CHPITEAU.DE

Cirque Nikulin - Tour 2010
www.cirquenikouline.blogspot.com

Straßburg, 4. Dezember 2010: Wenn eine Circusshow mit Darbietungen am Schleuderbrett, auf dem Russischen Barren und einem Flugtrapez aufwartet, sollte man eigentlich davon ausgehen können, eine große Show zu sehen. Erst recht, wenn für die Auftritte preisgekrönte Artistentruppen mit klangvollen Namen (Kovgar, Boytsov, Garamov) verantwortlich zeichnen. Dass dem nicht immer so sein muss, diese Erfahrung machten wir beim Besuch des berühmten Cirque Nikulin, der im Rahmen des französisch-russischen Jahres mit der Produktion „Davai“ in einigen Städten unseres Nachbarlandes gastierte.

Und zwar in einem fabrikneuen, schneeweißen Viermaster inklusive edlem Schalensitzgradin. Dass die Show uns letztlich nur bedingt gefiel, dafür gab es drei Gründe. Erstens war sie bereits nach etwas mehr als 90 Minuten (inklusive Pause) schon wieder vorbei. Zweitens war die Auswahl der Bandmusik nicht immer überzeugend. Und drittens enttäuschten ausgerechnet die großen Namen.


Flying Garamov, Truppe Kovgar

Nehmen wir etwa die Truppe Kovgar: Überzeugte ihre Seilspring-Nummer zu Beginn des Programms noch durch fröhliches und sympathisches Auftreten, hat ihre als Schlussnummer platzierte Schleuderbrettnummer im Vergleich zu den vergangenen Jahren deutlich an Qualität eingebüßt, zeigt nur noch ein Drei-Mann-Hoch und hat die Perchestangen-Konstruktion ihres Schlusstricks deutlich reduziert. Noch eklatanter war allerdings der Qualitätsabfall bei den Flying Garamov, die uns 2008 beim Cirque de demain noch überzeugten. Spektakulärster Trick ist ein Doppelsalto mit halber Schraube, der nach einem Fehlversuch allerdings nicht wiederholt wurde, was möglicherweise den spärlich besetzten Zuschauerreihen an jenem Samstagabend geschuldet war.


Maria Garamova

Völlig überzeugen konnten von den eingangs erwähnten Starnummern nur die Truppe Boytsov, deren Salti auf dem russischen Barren durch sympathisches Outfit (Stichwort Anglerhütchen) und Seilspringeinlagen zusätzlichen Pep erhält. Von den übrigen Darbietungen gefielen die longengesicherte Schwungtrapezdarbietung der charmanten Maria Garamova und die furiose Pudeldedressur von Assyat Agaeva, die im Kostüm einer rundlichen Babuschka kaum für möglich gehaltenes, mitreißendes Temperament entwickelte. Nett anzusehen waren aber auch die beiden Darbietungen von Tatiana Rojdestvenskaya, die sich als Moulin-Rouge-Diva am Vertikalseil produzierte, und Evgeny Pimonenko, der als Pierrot mit bis zu fünf Stoffringen – auch auf der freistehenden Leiter - jonglierte.

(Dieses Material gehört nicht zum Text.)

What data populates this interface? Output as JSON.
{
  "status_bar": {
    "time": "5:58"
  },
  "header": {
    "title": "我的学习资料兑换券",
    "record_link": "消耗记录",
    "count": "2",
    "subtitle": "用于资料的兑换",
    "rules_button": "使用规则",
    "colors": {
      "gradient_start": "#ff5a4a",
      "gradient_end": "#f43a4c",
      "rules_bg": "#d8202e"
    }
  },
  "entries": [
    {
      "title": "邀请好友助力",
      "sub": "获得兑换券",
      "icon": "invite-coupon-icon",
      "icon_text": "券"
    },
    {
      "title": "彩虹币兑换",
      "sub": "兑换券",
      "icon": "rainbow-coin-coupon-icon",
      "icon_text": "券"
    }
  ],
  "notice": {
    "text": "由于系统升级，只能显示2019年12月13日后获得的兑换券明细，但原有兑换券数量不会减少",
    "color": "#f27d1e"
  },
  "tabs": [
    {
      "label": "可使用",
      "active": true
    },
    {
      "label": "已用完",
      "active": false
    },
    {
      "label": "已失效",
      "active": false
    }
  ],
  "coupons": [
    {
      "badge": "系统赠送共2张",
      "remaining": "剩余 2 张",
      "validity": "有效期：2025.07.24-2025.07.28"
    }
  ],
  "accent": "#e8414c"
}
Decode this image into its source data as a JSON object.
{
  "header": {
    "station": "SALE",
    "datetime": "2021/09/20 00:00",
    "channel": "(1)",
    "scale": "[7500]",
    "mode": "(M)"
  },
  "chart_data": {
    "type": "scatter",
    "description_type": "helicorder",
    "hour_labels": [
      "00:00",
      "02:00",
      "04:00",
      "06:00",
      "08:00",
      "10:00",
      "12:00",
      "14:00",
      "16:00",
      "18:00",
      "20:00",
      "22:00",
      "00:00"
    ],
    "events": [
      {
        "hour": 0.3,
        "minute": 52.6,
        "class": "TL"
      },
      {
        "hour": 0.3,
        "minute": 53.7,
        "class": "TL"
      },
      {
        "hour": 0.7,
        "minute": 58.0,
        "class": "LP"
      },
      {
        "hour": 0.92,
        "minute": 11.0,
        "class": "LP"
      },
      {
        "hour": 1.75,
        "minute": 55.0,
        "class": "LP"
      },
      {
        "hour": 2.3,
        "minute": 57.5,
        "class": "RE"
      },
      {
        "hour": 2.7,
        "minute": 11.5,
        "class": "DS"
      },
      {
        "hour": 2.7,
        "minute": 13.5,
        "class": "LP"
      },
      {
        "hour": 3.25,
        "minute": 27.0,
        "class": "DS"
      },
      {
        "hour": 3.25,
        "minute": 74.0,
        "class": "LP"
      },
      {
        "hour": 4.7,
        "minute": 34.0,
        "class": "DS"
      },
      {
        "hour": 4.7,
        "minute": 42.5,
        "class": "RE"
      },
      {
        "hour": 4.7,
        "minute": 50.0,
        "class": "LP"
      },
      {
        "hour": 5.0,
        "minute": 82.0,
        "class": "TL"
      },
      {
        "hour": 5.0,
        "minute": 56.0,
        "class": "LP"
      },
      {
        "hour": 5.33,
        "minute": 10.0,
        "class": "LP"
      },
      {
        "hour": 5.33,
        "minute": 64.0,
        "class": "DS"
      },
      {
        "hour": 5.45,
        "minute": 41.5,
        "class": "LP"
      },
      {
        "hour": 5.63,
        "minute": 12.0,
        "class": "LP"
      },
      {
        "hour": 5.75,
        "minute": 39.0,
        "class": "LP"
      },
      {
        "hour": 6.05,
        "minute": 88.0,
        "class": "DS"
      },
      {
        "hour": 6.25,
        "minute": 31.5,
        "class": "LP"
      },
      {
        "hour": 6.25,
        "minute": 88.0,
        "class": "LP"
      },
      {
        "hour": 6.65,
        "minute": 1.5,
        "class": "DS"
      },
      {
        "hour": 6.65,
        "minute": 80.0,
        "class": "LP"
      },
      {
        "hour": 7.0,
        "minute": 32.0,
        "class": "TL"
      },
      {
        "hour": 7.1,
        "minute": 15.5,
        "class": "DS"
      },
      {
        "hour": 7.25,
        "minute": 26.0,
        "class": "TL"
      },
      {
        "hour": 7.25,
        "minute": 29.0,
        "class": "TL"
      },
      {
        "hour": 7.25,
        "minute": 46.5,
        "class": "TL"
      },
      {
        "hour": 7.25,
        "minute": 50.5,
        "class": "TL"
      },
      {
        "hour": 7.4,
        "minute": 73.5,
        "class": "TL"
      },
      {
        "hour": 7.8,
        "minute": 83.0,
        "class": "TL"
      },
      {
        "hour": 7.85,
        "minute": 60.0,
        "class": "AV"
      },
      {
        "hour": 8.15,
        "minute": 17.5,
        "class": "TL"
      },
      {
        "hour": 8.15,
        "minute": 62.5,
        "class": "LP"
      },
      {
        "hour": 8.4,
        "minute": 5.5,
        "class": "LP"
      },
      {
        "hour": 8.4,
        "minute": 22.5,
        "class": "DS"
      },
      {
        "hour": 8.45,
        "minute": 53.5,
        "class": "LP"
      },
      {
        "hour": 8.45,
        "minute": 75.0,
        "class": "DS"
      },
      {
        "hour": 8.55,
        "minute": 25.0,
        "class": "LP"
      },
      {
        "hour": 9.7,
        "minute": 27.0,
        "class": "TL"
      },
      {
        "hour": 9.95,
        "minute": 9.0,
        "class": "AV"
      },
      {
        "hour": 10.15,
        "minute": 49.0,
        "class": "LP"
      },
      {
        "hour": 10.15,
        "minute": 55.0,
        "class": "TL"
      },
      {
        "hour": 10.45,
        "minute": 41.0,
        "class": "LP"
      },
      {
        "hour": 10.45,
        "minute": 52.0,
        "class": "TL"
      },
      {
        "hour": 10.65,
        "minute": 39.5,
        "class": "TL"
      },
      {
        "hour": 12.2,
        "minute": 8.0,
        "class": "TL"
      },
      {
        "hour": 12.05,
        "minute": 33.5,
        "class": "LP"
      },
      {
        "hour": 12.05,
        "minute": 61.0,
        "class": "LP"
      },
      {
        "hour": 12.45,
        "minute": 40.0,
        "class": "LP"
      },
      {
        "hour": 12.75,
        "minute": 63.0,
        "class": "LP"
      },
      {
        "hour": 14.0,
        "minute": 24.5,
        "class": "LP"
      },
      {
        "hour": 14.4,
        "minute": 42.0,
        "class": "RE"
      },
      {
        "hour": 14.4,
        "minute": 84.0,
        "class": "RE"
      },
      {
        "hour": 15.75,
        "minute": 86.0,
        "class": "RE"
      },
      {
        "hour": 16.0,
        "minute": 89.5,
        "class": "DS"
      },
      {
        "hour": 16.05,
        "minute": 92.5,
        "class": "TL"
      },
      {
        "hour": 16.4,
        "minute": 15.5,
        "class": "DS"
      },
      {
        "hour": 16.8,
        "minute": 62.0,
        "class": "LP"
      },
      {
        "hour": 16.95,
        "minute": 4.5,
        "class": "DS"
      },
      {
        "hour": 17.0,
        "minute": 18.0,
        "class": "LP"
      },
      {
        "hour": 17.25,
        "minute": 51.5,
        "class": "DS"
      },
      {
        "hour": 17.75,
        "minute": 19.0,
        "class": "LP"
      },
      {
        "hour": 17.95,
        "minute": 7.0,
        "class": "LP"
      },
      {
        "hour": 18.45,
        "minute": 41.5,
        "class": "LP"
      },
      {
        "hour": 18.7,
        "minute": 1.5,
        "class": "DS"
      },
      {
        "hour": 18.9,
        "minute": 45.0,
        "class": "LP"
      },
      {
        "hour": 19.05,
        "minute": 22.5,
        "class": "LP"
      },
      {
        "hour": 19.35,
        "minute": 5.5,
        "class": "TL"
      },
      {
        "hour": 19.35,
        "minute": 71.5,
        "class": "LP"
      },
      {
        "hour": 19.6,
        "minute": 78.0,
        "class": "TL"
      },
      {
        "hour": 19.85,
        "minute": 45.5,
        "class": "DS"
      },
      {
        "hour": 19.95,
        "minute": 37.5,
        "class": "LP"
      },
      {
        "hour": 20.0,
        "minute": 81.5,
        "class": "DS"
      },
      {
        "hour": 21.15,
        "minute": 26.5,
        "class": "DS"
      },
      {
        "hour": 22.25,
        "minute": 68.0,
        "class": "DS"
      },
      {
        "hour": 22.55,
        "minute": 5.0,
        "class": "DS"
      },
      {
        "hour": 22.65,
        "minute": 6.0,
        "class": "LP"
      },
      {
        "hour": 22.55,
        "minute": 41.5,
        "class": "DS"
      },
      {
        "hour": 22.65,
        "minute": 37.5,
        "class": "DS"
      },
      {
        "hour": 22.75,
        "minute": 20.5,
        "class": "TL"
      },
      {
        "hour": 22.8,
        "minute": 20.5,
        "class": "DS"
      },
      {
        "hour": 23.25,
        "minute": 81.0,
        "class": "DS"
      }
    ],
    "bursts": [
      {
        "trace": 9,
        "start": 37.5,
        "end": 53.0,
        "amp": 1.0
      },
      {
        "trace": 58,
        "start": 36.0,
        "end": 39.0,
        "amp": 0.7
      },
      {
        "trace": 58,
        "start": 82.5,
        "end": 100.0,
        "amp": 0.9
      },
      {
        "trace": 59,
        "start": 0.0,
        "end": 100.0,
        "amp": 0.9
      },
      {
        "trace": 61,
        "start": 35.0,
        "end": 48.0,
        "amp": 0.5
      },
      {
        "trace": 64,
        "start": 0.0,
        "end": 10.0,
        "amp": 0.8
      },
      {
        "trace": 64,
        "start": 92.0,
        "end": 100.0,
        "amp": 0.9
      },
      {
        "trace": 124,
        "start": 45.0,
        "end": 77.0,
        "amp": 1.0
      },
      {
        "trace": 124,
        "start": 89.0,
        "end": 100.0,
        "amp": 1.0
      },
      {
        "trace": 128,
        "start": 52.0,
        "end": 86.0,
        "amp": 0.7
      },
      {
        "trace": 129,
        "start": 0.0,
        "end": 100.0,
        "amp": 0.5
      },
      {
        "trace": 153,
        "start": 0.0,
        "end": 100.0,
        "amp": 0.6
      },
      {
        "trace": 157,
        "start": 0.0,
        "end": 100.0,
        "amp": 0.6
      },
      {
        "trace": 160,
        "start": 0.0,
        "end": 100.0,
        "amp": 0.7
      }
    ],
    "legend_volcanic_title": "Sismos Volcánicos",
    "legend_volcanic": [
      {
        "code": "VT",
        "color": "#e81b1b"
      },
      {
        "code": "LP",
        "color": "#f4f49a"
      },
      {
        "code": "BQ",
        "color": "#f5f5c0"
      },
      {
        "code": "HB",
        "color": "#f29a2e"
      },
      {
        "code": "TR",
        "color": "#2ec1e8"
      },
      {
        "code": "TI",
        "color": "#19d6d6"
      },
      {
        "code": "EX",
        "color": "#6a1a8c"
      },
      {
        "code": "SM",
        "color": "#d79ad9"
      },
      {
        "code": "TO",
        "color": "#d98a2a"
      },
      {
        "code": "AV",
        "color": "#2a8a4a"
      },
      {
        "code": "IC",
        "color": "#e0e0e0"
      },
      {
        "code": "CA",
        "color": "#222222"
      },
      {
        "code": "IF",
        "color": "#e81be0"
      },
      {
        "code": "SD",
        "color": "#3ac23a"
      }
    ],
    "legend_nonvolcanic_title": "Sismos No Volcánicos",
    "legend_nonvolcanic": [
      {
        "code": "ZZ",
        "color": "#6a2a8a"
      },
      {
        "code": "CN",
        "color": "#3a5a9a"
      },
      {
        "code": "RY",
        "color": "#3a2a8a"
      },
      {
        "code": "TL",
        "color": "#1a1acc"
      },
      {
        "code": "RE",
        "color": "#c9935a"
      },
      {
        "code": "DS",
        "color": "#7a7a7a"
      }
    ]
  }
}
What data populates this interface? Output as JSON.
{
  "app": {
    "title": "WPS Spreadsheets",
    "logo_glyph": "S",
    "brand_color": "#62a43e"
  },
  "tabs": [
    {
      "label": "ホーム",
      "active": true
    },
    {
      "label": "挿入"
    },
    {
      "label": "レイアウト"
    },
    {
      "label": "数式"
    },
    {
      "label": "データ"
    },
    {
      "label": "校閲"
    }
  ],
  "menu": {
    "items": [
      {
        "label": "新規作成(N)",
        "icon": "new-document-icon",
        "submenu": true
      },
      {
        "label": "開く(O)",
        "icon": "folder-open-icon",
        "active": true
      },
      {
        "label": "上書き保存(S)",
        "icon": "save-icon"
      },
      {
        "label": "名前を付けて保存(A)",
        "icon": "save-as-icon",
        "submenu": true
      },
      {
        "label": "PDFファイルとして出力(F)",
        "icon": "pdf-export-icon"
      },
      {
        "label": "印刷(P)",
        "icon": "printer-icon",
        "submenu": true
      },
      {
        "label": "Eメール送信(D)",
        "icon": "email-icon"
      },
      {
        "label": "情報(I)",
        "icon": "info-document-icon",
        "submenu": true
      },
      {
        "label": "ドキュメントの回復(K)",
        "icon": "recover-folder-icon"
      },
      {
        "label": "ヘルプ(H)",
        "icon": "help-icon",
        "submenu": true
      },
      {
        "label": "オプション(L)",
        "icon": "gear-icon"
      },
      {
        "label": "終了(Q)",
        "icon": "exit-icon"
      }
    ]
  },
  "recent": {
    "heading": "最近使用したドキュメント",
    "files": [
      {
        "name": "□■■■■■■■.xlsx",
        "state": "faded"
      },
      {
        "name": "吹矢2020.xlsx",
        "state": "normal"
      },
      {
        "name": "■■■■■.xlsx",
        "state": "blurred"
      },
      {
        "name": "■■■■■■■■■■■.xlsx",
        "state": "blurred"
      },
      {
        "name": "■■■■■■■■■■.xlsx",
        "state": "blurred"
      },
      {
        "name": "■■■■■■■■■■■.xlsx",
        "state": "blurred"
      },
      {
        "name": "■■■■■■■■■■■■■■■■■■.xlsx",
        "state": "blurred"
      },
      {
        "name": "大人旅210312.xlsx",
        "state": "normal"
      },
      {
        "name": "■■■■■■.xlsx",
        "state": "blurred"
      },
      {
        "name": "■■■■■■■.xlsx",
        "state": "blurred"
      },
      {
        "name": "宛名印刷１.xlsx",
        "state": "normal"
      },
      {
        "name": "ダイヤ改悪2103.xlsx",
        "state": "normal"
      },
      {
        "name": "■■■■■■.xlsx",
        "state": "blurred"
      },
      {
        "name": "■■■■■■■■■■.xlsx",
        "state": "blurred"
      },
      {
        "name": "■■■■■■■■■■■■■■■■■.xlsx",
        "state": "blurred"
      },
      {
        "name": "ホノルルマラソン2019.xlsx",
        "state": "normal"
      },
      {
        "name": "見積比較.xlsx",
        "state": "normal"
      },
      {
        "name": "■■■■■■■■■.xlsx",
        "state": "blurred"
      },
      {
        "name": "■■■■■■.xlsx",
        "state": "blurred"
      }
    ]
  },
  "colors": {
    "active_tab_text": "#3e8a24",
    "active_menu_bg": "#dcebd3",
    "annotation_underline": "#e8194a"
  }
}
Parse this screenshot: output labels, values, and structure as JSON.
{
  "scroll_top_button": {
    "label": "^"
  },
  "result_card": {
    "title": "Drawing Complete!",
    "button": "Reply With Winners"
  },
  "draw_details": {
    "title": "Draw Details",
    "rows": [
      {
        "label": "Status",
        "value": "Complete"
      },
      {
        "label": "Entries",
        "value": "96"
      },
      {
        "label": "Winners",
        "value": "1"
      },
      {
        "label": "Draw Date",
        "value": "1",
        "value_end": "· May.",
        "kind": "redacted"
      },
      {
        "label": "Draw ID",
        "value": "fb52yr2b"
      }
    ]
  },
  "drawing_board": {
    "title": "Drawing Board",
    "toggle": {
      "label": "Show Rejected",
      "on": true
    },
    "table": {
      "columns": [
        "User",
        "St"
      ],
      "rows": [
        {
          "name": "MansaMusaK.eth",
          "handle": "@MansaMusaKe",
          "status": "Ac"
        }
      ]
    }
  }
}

Les Mikos, Evgeny Pimonenko, Assyat Agaeva

Für den roten Faden der Show waren wiederum die monte-carlo-erprobten Mikos-Clowns zuständig. Zu Showbeginn schließen sie ein schweres, mit einem großen Vorhängeschloss versehenes Tor auf, das den Artisteneingang freigibt. Zum Schluss der Show wird das Tor wieder abgeschlossen und die Artistenschar, in der wir die im Programmheft angekündigte Kontorsionistin Maria Efremkina vermissten, quasi dahinter eingesperrt. Zwischendurch sind die Mikos in mehreren Reprisen zu erleben, die oft Bezug auf die vorhergehende Darbietung nehmen. Ihre Kostüme, ihr Auftreten wirken hochwertig, ihre Reprisen sind kreativ. Sinn und Zweck ihres Treibens ist aber kaum zu erschließen und dementsprechend auch nicht sonderlich komisch.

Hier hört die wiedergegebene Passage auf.